Wie es auch in Artikel 21 der UN-Menschenrechtserklärung heißt: „Jeder hat das Recht, sich entweder direkt oder durch gewählte Vertreter an der Regierung seines Landes zu beteiligen“. Der eine Weg kann ohne den anderen nicht funktionieren. Partizipatorische Reformen der europäischen Demokratie können ohne Reformen der repräsentativen Demokratie nicht gelingen. Die Staatsbürgerschaft muss erkämpft werden, und die erste transnationale Staatsbürgerschaft der Neuzeit bildet da keine Ausnahme.

Während sich im Hintergrund die Konferenz zur Zukunft Europas abspielt, finden EU-weit Veranstaltungen statt, um dieses Gespräch voranzubringen.
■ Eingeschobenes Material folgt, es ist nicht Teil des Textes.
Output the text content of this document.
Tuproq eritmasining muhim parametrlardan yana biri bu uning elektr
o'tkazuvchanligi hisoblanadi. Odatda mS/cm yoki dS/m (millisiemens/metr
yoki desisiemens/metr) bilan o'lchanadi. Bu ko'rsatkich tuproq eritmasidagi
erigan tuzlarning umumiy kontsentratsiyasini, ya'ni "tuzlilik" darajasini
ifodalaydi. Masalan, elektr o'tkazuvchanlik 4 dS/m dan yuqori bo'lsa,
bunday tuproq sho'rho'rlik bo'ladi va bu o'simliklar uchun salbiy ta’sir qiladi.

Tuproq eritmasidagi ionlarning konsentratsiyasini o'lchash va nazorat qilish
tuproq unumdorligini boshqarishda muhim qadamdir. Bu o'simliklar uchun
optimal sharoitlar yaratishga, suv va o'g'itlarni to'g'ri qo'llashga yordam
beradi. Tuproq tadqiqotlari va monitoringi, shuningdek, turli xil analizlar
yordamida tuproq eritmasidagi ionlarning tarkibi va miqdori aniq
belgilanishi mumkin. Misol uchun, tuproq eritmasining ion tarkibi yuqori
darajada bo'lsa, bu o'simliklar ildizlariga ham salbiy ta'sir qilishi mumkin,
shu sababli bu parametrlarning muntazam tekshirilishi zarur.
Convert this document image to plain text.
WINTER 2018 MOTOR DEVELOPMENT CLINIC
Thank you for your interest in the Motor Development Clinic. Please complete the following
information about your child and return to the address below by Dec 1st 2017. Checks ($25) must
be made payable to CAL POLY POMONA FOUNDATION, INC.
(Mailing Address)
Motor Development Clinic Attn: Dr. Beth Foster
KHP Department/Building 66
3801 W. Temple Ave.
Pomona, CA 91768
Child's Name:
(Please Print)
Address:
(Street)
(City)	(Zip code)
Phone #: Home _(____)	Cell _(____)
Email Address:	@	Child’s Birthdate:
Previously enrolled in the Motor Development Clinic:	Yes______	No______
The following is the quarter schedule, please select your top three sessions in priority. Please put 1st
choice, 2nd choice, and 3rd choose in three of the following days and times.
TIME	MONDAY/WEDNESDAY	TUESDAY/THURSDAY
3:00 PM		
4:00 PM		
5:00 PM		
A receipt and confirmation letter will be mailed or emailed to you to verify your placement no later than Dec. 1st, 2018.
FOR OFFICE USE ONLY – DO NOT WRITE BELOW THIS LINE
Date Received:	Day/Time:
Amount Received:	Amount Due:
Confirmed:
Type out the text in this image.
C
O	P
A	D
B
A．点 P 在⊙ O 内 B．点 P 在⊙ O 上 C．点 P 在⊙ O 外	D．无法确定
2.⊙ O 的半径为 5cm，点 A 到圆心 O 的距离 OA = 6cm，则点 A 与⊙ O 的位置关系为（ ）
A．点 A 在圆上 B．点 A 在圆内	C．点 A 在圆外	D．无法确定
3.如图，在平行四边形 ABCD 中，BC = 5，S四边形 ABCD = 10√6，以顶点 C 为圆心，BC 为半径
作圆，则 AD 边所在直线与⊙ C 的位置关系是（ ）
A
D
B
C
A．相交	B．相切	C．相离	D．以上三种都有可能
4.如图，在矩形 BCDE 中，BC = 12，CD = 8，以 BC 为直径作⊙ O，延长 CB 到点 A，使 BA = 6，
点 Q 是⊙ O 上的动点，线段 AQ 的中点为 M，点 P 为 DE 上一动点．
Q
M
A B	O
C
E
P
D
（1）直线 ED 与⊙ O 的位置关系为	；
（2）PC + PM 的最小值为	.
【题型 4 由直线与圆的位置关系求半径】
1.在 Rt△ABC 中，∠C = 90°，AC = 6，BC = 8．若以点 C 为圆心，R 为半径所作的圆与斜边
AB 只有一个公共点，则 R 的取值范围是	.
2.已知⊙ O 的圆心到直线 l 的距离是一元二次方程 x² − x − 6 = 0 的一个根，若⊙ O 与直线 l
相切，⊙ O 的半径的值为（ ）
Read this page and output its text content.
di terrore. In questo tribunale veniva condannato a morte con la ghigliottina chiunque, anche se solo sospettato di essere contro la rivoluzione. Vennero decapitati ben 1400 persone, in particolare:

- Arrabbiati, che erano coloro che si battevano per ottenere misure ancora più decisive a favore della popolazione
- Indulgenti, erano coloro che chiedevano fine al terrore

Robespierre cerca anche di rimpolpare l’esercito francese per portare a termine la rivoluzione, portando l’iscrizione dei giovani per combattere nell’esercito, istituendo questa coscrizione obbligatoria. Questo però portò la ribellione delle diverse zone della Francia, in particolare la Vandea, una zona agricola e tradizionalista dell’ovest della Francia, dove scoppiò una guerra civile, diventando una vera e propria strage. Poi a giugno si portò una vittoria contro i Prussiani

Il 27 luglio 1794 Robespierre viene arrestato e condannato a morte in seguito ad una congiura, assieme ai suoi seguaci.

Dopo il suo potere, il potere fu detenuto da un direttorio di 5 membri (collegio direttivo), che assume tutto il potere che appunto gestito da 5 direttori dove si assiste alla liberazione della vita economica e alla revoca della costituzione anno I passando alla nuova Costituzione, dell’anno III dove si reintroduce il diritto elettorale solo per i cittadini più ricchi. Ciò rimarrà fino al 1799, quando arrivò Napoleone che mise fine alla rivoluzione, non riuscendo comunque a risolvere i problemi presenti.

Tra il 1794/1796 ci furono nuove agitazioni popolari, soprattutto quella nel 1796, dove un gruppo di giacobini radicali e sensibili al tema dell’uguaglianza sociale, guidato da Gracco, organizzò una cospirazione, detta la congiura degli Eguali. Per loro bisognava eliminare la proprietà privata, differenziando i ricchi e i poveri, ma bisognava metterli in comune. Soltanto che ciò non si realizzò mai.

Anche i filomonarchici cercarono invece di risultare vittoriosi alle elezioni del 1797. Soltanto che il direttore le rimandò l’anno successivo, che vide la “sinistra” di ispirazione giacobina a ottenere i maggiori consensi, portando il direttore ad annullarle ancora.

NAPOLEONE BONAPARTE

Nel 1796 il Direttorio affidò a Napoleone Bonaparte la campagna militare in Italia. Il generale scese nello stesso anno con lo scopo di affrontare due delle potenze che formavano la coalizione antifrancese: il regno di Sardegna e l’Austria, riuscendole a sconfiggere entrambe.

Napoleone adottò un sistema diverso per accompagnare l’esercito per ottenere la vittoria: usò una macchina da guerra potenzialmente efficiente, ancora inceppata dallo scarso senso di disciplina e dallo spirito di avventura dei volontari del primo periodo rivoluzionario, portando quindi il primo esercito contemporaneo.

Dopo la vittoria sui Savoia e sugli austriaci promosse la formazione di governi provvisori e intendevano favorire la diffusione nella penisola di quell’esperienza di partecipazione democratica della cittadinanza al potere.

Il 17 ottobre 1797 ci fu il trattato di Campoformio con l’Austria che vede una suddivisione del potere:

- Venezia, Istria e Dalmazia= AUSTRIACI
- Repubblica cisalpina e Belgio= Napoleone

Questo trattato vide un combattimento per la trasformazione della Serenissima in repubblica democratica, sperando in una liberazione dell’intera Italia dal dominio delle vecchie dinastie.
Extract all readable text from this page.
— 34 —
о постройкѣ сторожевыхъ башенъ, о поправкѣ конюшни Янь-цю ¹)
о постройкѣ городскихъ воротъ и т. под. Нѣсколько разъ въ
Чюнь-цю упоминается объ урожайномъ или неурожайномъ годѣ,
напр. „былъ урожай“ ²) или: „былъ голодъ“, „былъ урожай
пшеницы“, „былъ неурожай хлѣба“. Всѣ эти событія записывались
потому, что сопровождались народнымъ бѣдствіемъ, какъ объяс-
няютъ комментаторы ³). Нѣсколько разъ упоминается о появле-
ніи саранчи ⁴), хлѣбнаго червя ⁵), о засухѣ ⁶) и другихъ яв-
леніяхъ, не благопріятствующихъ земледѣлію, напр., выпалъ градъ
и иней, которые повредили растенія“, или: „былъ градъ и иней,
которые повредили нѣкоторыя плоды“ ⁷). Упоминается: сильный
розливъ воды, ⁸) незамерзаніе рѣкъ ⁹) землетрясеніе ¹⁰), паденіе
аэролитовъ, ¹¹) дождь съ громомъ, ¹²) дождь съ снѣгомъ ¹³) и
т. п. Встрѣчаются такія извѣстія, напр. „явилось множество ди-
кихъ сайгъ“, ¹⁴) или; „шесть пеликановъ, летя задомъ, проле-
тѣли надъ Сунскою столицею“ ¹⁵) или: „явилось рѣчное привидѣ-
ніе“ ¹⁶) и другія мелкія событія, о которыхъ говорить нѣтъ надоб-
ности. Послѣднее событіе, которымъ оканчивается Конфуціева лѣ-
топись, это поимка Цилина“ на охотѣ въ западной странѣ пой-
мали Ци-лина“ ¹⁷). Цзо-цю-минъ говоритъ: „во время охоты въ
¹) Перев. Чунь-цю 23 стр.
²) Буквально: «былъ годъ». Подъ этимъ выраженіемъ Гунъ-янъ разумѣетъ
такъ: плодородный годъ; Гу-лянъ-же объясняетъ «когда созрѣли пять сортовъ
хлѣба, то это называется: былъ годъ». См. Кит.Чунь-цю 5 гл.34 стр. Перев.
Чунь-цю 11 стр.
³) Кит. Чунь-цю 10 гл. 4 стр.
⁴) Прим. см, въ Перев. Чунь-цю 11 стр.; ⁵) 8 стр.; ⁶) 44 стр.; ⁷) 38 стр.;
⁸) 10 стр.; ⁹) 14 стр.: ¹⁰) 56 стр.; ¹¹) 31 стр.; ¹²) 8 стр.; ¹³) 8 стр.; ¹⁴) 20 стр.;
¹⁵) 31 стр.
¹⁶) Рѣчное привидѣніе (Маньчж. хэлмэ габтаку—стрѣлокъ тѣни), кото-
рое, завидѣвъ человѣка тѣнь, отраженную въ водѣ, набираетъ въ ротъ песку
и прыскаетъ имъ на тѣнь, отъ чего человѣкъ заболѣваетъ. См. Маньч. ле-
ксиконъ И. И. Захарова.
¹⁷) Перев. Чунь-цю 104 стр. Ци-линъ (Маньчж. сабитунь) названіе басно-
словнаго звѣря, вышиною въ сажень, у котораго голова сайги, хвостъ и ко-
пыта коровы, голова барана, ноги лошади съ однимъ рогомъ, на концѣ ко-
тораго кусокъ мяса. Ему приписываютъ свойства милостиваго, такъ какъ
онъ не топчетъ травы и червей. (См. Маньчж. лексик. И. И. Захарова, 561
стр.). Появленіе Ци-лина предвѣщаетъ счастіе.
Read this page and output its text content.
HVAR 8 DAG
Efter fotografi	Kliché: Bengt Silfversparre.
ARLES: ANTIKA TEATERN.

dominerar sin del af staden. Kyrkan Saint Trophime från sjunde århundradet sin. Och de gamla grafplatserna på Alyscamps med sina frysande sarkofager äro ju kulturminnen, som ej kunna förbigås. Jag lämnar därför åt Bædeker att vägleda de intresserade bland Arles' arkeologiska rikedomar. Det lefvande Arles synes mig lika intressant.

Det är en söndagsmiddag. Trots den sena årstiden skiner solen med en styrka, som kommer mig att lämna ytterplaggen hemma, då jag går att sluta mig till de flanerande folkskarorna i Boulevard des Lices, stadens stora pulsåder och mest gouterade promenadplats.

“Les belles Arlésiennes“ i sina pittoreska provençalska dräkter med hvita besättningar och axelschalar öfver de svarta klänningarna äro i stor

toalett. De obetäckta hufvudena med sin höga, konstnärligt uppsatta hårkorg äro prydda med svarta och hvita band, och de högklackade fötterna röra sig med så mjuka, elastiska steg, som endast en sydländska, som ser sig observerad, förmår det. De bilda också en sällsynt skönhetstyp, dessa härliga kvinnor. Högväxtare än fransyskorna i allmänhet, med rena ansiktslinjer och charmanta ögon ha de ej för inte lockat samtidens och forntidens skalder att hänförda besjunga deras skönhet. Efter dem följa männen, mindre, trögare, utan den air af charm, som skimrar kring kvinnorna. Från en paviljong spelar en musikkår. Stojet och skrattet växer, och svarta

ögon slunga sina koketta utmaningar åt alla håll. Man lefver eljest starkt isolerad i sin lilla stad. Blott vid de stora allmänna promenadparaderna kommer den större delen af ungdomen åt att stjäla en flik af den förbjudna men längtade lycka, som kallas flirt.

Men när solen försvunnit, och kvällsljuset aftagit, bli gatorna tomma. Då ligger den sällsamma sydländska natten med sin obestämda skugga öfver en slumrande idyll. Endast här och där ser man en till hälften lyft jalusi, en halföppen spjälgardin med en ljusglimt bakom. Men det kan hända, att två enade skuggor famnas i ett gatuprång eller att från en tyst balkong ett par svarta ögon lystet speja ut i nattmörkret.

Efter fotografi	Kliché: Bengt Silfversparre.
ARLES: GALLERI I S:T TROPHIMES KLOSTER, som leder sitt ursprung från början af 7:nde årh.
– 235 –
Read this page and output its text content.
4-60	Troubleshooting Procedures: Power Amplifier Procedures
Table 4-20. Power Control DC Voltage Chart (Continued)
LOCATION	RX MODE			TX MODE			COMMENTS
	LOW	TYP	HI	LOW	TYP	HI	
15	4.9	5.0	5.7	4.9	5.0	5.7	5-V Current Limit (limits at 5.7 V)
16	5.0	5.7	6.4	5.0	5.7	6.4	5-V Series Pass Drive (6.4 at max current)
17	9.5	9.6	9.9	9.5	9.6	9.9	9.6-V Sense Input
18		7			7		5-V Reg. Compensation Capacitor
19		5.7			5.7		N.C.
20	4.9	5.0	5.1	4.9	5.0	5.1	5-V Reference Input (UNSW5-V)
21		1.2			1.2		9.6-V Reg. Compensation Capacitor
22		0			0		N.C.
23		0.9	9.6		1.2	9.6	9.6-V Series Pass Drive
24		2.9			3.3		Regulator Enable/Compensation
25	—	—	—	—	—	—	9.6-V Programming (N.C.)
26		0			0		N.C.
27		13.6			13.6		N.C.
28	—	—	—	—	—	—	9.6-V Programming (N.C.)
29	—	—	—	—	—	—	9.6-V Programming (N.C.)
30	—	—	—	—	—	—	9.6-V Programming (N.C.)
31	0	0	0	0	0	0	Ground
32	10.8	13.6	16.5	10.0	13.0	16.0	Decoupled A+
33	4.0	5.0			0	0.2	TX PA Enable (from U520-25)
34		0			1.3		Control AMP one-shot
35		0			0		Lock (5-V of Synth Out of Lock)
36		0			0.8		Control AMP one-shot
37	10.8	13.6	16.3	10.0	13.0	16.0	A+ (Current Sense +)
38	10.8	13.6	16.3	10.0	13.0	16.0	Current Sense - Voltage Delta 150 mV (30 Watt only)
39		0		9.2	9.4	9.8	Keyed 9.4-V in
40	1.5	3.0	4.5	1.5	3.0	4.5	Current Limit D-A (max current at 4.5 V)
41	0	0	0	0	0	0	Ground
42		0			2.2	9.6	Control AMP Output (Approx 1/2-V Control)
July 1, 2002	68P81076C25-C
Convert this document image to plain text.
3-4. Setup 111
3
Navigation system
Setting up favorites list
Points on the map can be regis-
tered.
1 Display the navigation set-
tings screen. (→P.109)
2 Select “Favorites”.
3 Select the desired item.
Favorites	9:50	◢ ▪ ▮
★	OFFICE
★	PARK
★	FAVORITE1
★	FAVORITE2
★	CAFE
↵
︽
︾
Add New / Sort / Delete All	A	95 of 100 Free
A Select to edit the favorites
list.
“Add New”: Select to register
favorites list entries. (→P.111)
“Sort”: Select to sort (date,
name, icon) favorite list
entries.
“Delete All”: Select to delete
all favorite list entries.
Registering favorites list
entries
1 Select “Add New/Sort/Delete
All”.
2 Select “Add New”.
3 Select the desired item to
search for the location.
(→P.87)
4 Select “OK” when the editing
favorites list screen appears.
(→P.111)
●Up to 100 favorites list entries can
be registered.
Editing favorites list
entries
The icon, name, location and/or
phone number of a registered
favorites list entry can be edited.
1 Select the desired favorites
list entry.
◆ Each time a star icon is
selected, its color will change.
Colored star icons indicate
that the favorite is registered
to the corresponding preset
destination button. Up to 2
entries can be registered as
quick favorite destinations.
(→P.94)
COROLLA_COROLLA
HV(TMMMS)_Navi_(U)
Derzeit unterstützt die ECIT-Stiftung eine von Jugendlichen geführte Kampagne der Europäischen Bürgerinitiative (EBI), Voters Without Borders, die darauf abzielt, das Wahlrecht auf EU-Bürger zu erweitern, die bei den nationalen Wahlen in ihren Wohnsitzländern unterwegs sind.

Im November 2021 veröffentlichte die Europäische Kommission das Paket „Stärkung der Demokratie und der Integrität von Wahlen“. Weitere Initiativen zur Wahlreform werden von der neuen Regierung in Deutschland vorgeschlagen, und die Debatte über die politische Reform der EU wird im Europäischen Parlament von VOLT, der ersten Übergangspartei der EU, angeführt.

Schließlich übernahm Frankreich 2022 die EU-Ratspräsidentschaft, die die „Zugehörigkeit“ zu einem ihrer Schlüsselthemen macht. Es ist höchste Zeit, dass die politische Zugehörigkeit von EU-Bürgern, die in einem anderen Mitgliedstaat als ihrem eigenen wohnen, voll anerkannt wird.

Mit jedem neuen Schritt in ihrer Entwicklung versuchte die EU, eine Vision für eine moderne Führung zu bieten – es ist Zeit für einen neuen Vertrag, aber nur, wenn er den Weg für eine tiefer gehende menschenrechtsbasierte Konstruktion der EU-Bürgerschaft ebnet, die beginnt indem das Demokratiedefizit im Herzen der EU behoben wird.